J'en citerai une autre qu'on appelle la Grande Jonction et qui fait encore partie de ce projet de loi que M. le ministre dit si avantageux au trésor en ne créant que des affluents. Quel en serait le résultat ? On nous propose un chemin de fer de Fleurus à Landen. De Landen à Hasselt il y a un chemin de fer. On projette en outre un chemin de fer de Landen à Maeseyck qui se relierait à Dusseldorf. Quel en serait le résultat ? Que vous auriez créé, au grand détriment de l'Etat, la ligne directe entre l'Allemagne septentrionale et la France, et que, pour les relations internationales, vous auriez encore ici perdu toute espèce de contrôle sur les hommes et les choses.

Ce qui se rattache aux lignes internationales ne doit pas faire l'objet de concessions particulières, il doit rester à l'Etat ; et je viens de vous montrer que tous les transports internationaux vont nous échapper pour être accordés à des sociétés particulières, sans, paraît-il, que le ministre le soupçonne.

Est-ce ainsi que le gouvernement devrait agir ? N'est-ce pas l'abdication la plus complète des droits du pays ? On repousse l'enquête préalable, et l’on dit que la chambre la fait. On sait bien que la chambre ne la fait pas et que nos habitudes ne nous permettent pas de nous livrer isolément à une enquête.

On nous prive ainsi de toute garantie, et l'on constitue le ministre des travaux publics le grand concessionnaire, l'arbitre suprême de toutes les concessions de chemins de fer.

Aussi voyez les conséquences funestes du système que nous suivons.

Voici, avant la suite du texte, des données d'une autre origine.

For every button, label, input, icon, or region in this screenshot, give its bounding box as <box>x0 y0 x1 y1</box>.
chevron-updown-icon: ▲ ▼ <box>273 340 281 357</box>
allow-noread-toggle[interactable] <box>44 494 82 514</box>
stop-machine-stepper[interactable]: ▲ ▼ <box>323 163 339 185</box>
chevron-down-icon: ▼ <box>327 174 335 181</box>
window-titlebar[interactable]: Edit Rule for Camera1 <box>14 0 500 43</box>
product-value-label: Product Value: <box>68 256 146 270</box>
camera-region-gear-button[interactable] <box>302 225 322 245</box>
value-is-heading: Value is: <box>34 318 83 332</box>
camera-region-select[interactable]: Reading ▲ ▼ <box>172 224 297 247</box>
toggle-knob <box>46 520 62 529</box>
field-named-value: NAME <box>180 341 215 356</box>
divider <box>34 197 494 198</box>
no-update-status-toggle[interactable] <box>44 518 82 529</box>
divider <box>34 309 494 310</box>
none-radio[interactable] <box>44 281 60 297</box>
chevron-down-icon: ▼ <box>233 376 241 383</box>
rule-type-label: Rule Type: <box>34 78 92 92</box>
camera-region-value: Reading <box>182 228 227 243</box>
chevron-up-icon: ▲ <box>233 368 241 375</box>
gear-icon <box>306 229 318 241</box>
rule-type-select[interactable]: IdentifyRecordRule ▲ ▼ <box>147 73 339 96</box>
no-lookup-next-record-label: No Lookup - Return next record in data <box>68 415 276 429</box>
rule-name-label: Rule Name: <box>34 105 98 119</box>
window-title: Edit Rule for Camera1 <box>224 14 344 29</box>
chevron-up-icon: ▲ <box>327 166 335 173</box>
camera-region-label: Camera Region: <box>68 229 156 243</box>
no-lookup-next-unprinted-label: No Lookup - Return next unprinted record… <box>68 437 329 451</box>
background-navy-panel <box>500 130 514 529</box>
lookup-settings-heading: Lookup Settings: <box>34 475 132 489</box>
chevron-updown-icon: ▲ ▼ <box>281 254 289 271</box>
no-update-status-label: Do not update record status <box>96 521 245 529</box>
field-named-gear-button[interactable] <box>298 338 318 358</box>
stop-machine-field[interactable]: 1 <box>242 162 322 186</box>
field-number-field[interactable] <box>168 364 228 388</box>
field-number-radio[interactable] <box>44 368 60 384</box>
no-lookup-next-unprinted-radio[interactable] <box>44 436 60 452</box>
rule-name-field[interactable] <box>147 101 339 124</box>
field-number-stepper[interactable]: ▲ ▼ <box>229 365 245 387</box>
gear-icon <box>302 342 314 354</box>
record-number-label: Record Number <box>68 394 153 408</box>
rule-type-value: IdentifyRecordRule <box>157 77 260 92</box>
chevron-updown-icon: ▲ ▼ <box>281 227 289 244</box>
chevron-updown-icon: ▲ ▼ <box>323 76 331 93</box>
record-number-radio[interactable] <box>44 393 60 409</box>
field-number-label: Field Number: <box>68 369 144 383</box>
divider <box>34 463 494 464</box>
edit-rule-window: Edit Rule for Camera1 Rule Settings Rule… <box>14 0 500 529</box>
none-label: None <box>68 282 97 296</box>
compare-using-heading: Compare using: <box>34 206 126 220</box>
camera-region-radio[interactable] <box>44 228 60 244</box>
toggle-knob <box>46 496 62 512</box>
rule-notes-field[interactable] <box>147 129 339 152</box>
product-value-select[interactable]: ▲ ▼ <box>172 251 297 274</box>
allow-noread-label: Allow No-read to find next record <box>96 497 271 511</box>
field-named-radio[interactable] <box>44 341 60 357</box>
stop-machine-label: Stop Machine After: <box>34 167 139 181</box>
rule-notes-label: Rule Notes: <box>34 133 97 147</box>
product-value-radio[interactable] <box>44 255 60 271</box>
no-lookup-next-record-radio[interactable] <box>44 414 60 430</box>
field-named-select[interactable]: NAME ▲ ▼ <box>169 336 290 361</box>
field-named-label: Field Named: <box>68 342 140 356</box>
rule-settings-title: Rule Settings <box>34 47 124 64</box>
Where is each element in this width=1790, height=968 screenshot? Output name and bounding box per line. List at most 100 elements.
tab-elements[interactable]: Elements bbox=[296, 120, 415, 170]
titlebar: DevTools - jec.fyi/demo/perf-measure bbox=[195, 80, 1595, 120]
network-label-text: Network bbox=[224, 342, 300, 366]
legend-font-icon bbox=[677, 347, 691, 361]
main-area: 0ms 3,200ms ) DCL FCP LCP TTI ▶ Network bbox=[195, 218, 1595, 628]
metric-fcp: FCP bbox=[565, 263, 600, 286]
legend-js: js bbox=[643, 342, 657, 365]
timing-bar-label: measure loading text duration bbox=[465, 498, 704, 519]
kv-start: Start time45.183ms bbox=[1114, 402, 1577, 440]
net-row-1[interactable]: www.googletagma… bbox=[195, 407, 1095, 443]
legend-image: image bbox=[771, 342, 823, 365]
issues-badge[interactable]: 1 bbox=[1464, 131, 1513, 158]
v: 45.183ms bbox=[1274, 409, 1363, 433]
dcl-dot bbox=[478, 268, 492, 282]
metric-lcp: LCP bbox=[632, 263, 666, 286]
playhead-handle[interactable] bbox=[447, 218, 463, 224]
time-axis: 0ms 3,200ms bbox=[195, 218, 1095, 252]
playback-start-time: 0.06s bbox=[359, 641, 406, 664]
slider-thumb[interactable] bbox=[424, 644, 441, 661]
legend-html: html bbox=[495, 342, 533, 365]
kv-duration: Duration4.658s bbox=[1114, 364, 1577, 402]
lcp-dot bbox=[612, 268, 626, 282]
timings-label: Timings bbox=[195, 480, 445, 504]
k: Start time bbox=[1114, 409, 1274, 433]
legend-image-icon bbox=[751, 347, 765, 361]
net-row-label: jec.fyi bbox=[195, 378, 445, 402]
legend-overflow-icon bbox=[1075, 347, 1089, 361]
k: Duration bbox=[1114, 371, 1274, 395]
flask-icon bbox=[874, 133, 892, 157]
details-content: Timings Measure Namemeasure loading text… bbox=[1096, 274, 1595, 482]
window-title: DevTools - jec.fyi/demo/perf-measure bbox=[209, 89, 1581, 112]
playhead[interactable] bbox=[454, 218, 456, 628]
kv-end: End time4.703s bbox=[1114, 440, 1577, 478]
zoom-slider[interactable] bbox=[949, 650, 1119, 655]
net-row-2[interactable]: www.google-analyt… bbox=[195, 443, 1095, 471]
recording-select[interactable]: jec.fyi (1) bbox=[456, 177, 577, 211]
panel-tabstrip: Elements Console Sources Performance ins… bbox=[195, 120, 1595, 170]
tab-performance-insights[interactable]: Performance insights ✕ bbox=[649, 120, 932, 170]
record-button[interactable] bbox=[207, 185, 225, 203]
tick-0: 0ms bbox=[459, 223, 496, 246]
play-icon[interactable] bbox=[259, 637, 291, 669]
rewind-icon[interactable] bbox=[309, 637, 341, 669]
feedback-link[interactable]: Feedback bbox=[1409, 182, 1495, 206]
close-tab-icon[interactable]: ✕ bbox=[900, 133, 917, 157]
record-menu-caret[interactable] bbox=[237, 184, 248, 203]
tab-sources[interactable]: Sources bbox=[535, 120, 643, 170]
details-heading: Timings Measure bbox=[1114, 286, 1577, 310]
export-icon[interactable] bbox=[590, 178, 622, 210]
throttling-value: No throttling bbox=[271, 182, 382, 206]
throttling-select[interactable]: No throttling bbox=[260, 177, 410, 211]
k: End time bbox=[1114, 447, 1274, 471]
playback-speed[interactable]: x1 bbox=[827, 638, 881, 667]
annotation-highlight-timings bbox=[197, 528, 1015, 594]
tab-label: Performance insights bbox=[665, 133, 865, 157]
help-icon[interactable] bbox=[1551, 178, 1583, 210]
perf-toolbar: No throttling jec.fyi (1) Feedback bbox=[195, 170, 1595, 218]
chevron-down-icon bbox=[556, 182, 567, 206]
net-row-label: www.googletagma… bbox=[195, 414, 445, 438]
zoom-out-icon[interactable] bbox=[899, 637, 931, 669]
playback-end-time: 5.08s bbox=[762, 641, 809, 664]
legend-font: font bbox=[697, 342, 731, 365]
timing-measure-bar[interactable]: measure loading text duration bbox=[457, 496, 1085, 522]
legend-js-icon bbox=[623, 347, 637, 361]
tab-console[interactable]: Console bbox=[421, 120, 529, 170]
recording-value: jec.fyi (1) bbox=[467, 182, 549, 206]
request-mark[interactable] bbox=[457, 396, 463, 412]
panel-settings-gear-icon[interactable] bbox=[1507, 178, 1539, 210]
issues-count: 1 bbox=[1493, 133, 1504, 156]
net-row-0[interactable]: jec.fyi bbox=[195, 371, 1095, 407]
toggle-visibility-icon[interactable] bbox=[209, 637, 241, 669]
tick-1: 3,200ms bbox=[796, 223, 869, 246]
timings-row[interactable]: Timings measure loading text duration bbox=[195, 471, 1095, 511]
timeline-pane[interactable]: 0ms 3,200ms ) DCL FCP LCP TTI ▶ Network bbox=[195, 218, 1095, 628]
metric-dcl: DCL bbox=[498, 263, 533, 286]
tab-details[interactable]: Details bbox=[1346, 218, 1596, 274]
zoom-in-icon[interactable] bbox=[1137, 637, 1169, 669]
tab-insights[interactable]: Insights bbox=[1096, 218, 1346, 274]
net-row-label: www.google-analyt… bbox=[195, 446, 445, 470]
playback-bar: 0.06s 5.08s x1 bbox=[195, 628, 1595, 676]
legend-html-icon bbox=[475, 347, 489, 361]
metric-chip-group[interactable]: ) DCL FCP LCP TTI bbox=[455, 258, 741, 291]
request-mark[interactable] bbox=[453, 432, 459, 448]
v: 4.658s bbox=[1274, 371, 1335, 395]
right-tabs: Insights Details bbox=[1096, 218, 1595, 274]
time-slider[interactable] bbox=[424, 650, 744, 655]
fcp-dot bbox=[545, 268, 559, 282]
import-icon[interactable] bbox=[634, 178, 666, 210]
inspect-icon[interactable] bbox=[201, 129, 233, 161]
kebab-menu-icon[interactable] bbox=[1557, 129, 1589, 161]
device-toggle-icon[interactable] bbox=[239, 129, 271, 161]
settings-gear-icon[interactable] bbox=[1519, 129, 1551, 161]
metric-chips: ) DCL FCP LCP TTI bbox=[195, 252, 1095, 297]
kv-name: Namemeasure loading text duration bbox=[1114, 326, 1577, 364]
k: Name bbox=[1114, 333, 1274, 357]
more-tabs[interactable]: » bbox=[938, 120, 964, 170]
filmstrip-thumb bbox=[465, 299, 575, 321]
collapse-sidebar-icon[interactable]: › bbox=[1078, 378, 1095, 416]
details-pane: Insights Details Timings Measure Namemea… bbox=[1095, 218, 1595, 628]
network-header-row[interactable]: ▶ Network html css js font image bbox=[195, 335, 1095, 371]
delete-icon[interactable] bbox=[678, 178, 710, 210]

Les lignes maintenant en discussion, admises par le conseil des ponts et chaussées et que le ministre vient à trois reprises différentes de déclarer comme constituant des affluents au railway national, sont en réalité destinées à enlever à cette grande entreprise tous les transports internationaux de Paris vers la capitale et vers l'Allemagne, en réduisant le chemin de fer de l'Etat à n'être plus qu'un réseau secondaire et d'un minime produit, incapable de faire face à ses dépenses.

Voilà où l'on arrive en substituant à l'enquête, à un travail d'ensemble, l'examen aveugle du conseil des ponts et chaussées.

Ce système est essentiellement vicieux, car il aura pour résultat de mettre l'intérêt privé, qui est toujours extrêmement intelligent, en possession des lignes internationales, ce qui réduira à néant le produit de« notre chemin de fer, et nous obligera à suppléer au déficit au moyen d'emprunts, ou de nouveaux impôts.

Je dis donc que le chemin de fer de Fleurus à Landen et celui de Landen à Maeseyck tendent à enlever tous les voyageurs de Paris vers l'Allemagne septentrionale, que le chemin de fer de Nivelles à Groenendael tend à enlever au chemin de fer international tous les voyageurs venant de Charleroi, et constituera la ligne la plus directe entre la France et Bruxelles. Je dis que ces chemins de fer sont de nature à porter le plus grave préjudice aux intérêts du trésor public et de notre chemin de fer, que par conséquent ils ne sont pas de la catégorie de ceux qu'on doit concéder. Je crois donc qu'il serait sage d'ajourner cette discussion, puisque ces chemins enlèveraient au réseau de l'Etat les relations internationales qu'il importe avant tout de lui conserver.

M. le président. - M. Sinave propose d'autoriser le gouvernement à concéder le chemin de fer de Bruges à Blankenberghe.

- La discussion est continuée à demain.

La séance est levée à 4 heures trois quarts.